Houa Xiong, a senior at St. Paul Johnson High School, and her mentor, 3M engineer Keith Grauppman, have a great relationship that spanned a 3M internship last summer for Xiong and helped inspire her to apply to Macalester College and the University of Minnesota to study science and math.

For Grauppman, a decade-long mentor to several high school students, Xiong and the other bright kids from the East Side of St. Paul are inspiring and increase his "faith in the future."

"Some of these kids say they can't afford to go to college, or that nobody from their family has gone to college," Grauppman said the other day. "I encourage them to apply and tell them" about all the aid available to promising students, regardless of income.
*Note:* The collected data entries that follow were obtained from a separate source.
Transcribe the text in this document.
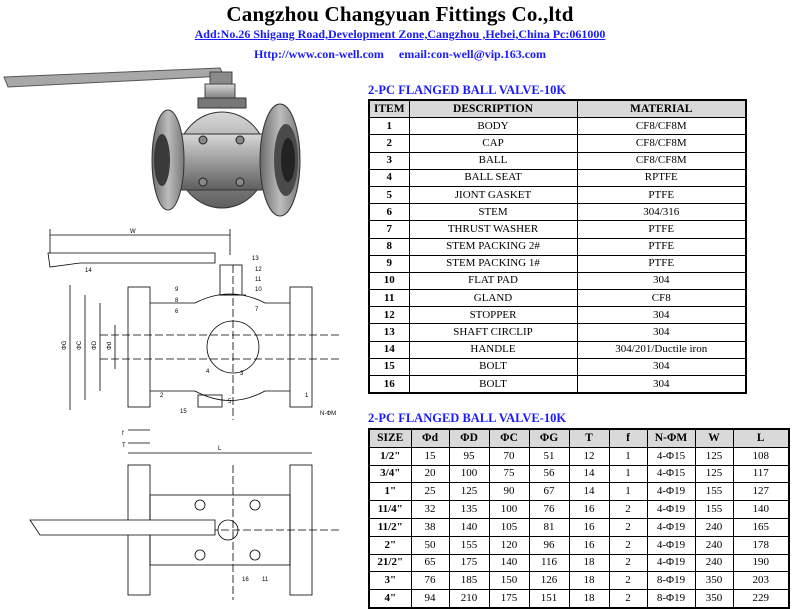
Cangzhou Changyuan Fittings Co.,ltd
Add:No.26 Shigang Road,Development Zone,Cangzhou ,Hebei,China Pc:061000
Http://www.con-well.com email:con-well@vip.163.com
W
14
13
12
11
10
9
8
6	7
ΦG ΦC ΦD Φd
4	3
5
2	1
15
f
T	L
16
N-ΦM
11
2-PC FLANGED BALL VALVE-10K
ITEM	DESCRIPTION	MATERIAL
1	BODY	CF8/CF8M
2	CAP	CF8/CF8M
3	BALL	CF8/CF8M
4	BALL SEAT	RPTFE
5	JIONT GASKET	PTFE
6	STEM	304/316
7	THRUST WASHER	PTFE
8	STEM PACKING 2#	PTFE
9	STEM PACKING 1#	PTFE
10	FLAT PAD	304
11	GLAND	CF8
12	STOPPER	304
13	SHAFT CIRCLIP	304
14	HANDLE	304/201/Ductile iron
15	BOLT	304
16	BOLT	304
2-PC FLANGED BALL VALVE-10K
SIZE	Φd	ΦD	ΦC	ΦG	T	f	N-ΦM	W	L
1/2"	15	95	70	51	12	1	4-Φ15	125	108
3/4"	20	100	75	56	14	1	4-Φ15	125	117
1"	25	125	90	67	14	1	4-Φ19	155	127
11/4"	32	135	100	76	16	2	4-Φ19	155	140
11/2"	38	140	105	81	16	2	4-Φ19	240	165
2"	50	155	120	96	16	2	4-Φ19	240	178
21/2"	65	175	140	116	18	2	4-Φ19	240	190
3"	76	185	150	126	18	2	8-Φ19	350	203
4"	94	210	175	151	18	2	8-Φ19	350	229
Countless studies and anecdotal evidence prove that mentoring between caring, successful adults and low-income kids is a low-cost, high-return way to improve high school academic performance and motivate many of them to post-high school education by linking school to economic success.

3M mentors have done such a good job, including providing corporate support to a variety of mentoring initiatives, that the company was named the first corporate recipient of the "Excellence in Mentoring in America Award" from Mentoring Works, at its annual January conference in Washington, D.C.

More than 500 3M employees and retirees serve as mentors through the 3M/St. Paul Public School Partnership. And 3M funds a volunteer coordinator at Johnson and Harding schools, near 3M's Maplewood campus, who helps connect the teachers and students with 3M volunteers and mentors for classroom discussions, science fairs, tutoring and mentoring matches.

Joellen Gonder-Spacek, executive director of the 20-year-old Minnesota Mentoring Partnership, calls 3M a cornerstone supporter of her organization, the umbrella organization for hundreds of mentoring organizations, from schools to Big Brothers Big Sisters to Bolder Options, that can use business volunteers.

Eventually, as the economy continues to recover, employers hire and baby boomers retire, America will have a job shortage, the demographers tell us. Besides, I've never met a mentor who did not say he or she got more than they gave from the relationship. More information: www.mpmn.org.

BRIDGE MAKES PROGRESS

Dan Pfarr, the three-year boss at the Bridge for Youth, the counseling and short-term housing resource for homeless teens, is relaxing a bit after spending most of his initial tour streamlining budgets and staff amid the recession and unprecedented demand.

Corporate and individual donations rose in 2012. And, thanks to critical technology investments from the likes of Target, Wells Fargo and Fidelity Investments, the Bridge is installing an electronic-records system and working with the Wilder Foundation on a "point-in-time shelter-count" system that will enable it and similar nonprofit businesses to better manage their caseloads in concert with sister agencies.

Meanwhile, Pfarr is grateful for the pro bono work of marketing agency StoneArch, which provided up to $90,000 in services, including a new website at www.bridgeforyouth.org, YouTube videos, marketing material and more.

"The 'rebrand' takes us from who we were to who we are and what we want to be," Pfarr said. "StoneArch understood us from the get-go."

The volunteers got more than they gave.

"Our team was just overwhelmed by the experience," said Jessica Boden, president of StoneArch. "We gained a greater empathy and appreciation for their tireless work and the countless ways they are making a difference."

SHORT TAKES

• Minneapolis-based Peterson Milla Hooks, for more than a decade the creative agent behind successful Target branding and advertising campaigns, has been named "Comeback Agency of the Year" by Advertising Age for its recovery in the wake of losing the Target account less than two years ago.

In 2010, Target accounted for all of PMH's revenue. Ad Age said PMH replaced all the lost Target business in 12 months while increasing net income from 2011 to 2012 by 16 percent. Today, the client list for the 62-person shop includes retail giants J.C. Penney, Kmart, Gap, Chico's, Mattel, Sephora and Children's Hospitals and Clinics.

DAVID PHELPS

• Alleged electronic hacking by China against the New York Times is just the latest wrinkle in the ongoing China cyber-security story.

On Wednesday, Feb. 6, at 7:30 a.m., U.S.-China Business Connections, a nonprofit that serves small businesses doing or seeking Chinese business, will sponsor a panel discussion at Opus Hall at the University of St. Thomas downtown campus on "Cyber & Digital Asset Security with China."

The panels will include Scott Singer, chief technologist at Par Systems; Mike Mantzke, CEO of Global Data Sciences; and moderator Amy Xu of Dorsey & Whitney.